Все четверо переглядываются, а каменщик, которого от этих воспоминаний снова бросило в пот, скомкав свой синий картуз, старательно вытирает лицо.
— Страшное дело, люди добрые, ведь только подумать! Как же теперь детям да женщинам за водой ходить! И вечером ни постоять, ни поговорить под этой черной тенью. И какая тень-то! Вот уже в понедельник под вечер, солнце садилось, когда я из дому пошел; поднялся я на гору, оглянулся назад на деревню, смотрю, а тень эта через всю деревню легла и дальше туда перекинулась, — через церковь, через мельницу, через тюрьму, словно по всей земле протянулась, до самого того края, где небо с землей сходится.
Человек с алчным лицом переглянулся с остальными троими, провел дрожащей рукой по губам и стал кусать палец, словно не в силах побороть снедавший его голод.
— Ну, вот, я вам все рассказал, как было. Вышел я из деревни под вечер (как мне было велено), шел ночь и еще полдня, покуда не повстречался вот с ним, как оно и было уговорено. Мы с ним еще полдня и ночь отшагали, правда, кой-где нас и подвезли. Ну вот, значит, он меня сюда и привел.
Наступило мрачное молчание.
— Хорошо! — промолвил, наконец, Жак Первый. — Ты поступил правильно, все рассказал, как было. Подожди нас немножко вон там, за дверью.
— Что ж, подожду, — сказал каменщик.
Дефарж проводил его на площадку и велел ему посидеть на ступеньке, а сам вернулся.
Когда он вошел, те трое стояли и, нагнувшись друг к Другу, о чем-то разговаривали шепотом.
— Ну что ты скажешь, Жак? — спросил номер первый. — Занесем в список?
— Занести в список осужденных на истребление, — отвечал Дефарж.
— Отлично! — прохрипел Жак ненасытный.
— Замок и весь род? — спросил первый.
— Замок и весь род, — подтвердил Дефарж. — Уничтожить.
— Отлично! — повторил ненасытный и стал судорожно грызть другой палец.
— А уверен ли ты, — спросил, наклоняясь к Дефаржу, Жак Второй, — что способ, каким мы ведем эти списки, не доставит нам никаких затруднений? Оно, конечно, надежно, никто, кроме нас, не разберет, но сами-то мы сможем их разобрать? Или, вернее, она потом сможет разобрать?
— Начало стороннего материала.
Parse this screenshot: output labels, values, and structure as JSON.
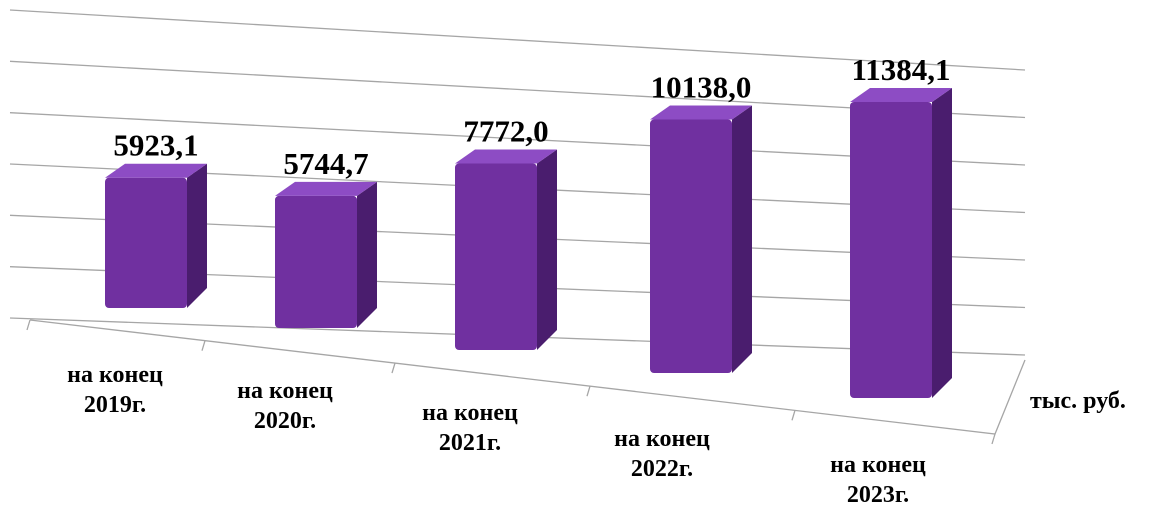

— Знаешь, Жак, — подняв голову и выпрямившись, отвечал Дефарж, — если бы жена моя взялась составлять эти списки просто у себя в памяти, она и тогда не сбилась бы, не упустила бы ни одного слова, ни одной буквы. Но она вяжет их, и вяжет особыми петлями, и каждая петля для нее знак, который ей ничего не стоит прочесть. Ты можешь вполне положиться на мадам Дефарж. Легче самому жалкому трусу вычеркнуть себя из списка живых, чем вычеркнуть хотя бы одну букву его имени или его преступлений из вязаного списка моей жены.
39
Дамьен. — Роберт Франсуа Дамьен (1715—1757) был казнен за покушение на жизнь Людовика XV; казнь была осуществлена так, как об этом рассказано в романе.